Tuesday, November 28, 2017

Shall We Dance (1937), 7+

A budding romance between a ballet master and a tap dancer becomes complicated when rumors surface that they're already married.
(109 min) Released 1937-04-29
Director: Mark Sandrich
Stars: Fred Astaire, Ginger Rogers, Edward Everett Horton, Eric Blore, Harriet Hoctor
Harry Losee ... ballet stager
Hermes Pan ... ballet stager

Genres: Comedy | Musical | Romance
http://www.imdb.com/title/tt0029546/

Random thought: Who got custody of the painting of FA as Petrov in ballet pose?

Songs by Gershwin, George and Ira:
  • Scene 7: Slap That Bass, sung and danced by FA, accompanied by engine workers with musical instruments, in the cleanest, shiniest-floored, roomiest engine room imagined
  • Scenes 9&11: Walking the Dog - Promenade, walked by FA & GR
  • Scene 12: Beginner's Luck, sung by FA aboard ship, on deck in moonlight
  • Scenes 17 song, 18 dance: They All Laughed, sung by GR, danced by FA and GR in ship's nightclub, where GR finally sees that FA is hip and dances her language sublimely
  • Scene 22: Let's Call The Whole Thing Off, sung and danced by FA and GR on roller skates in NYC 
  • Scene 25: They Can't Take That Away from Me, sung by FA to GR on foggy ferry from NJ wedding
  • Scene 30: Shall We Dance, danced by FA and Harriet Hoctor in the ballet sequence opening Petrov's B'way show, transitions to
  • Scene 31 of 32: Shall We Dance, danced by FA and many GR replicants, and finally GR in the closing sequence 
The plot doesn't allow GR to fall and stay in love with FA. She has great fun with him in scene 18, but fighting the rumor that these two are long-married, and the titled European who wants FA for herself, and GR's desire for privacy and to quit showbiz, interfere until the final scene. 

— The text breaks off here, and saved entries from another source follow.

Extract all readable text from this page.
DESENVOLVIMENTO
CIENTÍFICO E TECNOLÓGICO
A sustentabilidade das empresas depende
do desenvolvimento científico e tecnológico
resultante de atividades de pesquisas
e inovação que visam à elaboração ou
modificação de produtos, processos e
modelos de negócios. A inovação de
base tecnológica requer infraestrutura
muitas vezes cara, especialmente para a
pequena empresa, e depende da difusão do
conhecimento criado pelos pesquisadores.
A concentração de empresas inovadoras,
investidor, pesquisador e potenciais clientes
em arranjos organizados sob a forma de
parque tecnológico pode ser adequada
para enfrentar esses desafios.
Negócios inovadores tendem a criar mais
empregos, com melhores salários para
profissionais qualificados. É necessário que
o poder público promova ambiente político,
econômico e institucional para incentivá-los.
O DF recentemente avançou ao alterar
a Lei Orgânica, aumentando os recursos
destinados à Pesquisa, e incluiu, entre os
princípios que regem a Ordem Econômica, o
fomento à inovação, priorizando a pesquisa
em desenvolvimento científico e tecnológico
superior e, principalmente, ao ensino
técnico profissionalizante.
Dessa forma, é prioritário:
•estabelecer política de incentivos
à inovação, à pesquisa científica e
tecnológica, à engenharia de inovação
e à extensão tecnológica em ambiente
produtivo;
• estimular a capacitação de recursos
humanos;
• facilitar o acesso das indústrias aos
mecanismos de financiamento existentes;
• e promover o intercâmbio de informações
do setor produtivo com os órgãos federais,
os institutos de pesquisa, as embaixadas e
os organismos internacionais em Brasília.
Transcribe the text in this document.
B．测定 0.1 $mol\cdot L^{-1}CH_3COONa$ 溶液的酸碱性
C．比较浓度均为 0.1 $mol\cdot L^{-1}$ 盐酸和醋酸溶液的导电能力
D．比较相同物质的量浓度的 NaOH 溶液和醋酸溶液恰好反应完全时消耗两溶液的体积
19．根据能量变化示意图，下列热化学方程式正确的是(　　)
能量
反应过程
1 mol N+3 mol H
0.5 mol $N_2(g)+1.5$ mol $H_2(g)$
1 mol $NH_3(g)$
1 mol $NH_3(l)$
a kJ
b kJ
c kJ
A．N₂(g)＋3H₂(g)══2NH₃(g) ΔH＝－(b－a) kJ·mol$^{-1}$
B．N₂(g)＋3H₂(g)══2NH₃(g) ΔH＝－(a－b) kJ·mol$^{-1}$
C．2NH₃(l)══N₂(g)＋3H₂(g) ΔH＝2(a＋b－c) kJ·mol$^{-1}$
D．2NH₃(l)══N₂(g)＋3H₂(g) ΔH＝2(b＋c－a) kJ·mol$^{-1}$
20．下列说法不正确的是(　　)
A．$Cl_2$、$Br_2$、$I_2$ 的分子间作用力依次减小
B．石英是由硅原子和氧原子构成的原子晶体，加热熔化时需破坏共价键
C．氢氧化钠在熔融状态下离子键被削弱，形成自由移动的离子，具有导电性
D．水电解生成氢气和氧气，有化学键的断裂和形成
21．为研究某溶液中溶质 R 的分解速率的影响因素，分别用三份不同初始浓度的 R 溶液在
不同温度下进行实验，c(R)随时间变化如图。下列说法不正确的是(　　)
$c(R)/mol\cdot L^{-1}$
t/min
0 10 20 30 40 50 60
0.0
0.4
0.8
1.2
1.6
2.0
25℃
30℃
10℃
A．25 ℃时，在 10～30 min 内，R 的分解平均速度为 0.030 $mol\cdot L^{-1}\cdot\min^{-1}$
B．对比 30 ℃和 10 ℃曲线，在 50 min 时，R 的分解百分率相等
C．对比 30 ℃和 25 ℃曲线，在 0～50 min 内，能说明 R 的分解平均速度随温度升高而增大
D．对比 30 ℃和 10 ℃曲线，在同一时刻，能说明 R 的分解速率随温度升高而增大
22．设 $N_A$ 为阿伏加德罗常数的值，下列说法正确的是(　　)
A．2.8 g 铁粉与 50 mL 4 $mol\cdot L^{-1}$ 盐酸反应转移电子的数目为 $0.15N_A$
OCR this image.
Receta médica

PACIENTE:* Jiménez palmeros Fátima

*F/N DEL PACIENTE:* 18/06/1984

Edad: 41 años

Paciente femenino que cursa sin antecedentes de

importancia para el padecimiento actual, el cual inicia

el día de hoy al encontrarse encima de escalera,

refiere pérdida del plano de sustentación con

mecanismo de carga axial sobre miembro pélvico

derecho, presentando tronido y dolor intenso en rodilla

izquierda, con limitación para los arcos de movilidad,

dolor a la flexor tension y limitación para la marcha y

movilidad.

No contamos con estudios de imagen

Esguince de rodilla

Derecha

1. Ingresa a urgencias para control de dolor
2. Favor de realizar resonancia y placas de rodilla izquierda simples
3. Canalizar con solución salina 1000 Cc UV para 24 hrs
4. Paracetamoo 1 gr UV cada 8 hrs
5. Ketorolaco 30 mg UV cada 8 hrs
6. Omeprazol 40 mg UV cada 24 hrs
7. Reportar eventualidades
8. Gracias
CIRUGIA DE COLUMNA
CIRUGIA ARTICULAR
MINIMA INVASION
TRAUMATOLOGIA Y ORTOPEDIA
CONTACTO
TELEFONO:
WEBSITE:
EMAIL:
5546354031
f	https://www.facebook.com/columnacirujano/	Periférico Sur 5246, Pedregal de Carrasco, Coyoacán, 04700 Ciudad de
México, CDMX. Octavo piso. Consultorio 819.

And the absence again of any Ensemble dancing is a big missing ingredient for me. I like to see large number of well-rehearsed, well-choreographed dancers in pretty costumes making pretty patterns in time with pretty music. The closest we get are the GR replicants, but they are just chorus-girl support to FA, not a dancing unit unto themselves. It's like they're pilot fish to FA's shark. I want to see a school of fish making pretty patterns of their own.

Like mediocre Hitchcock, it's still much better than the average musical. I wouldn't recommend it as a novice's first F&G musical, but it represents all musicals well. And the Gershwin tunes are far superior to those of a typical musical.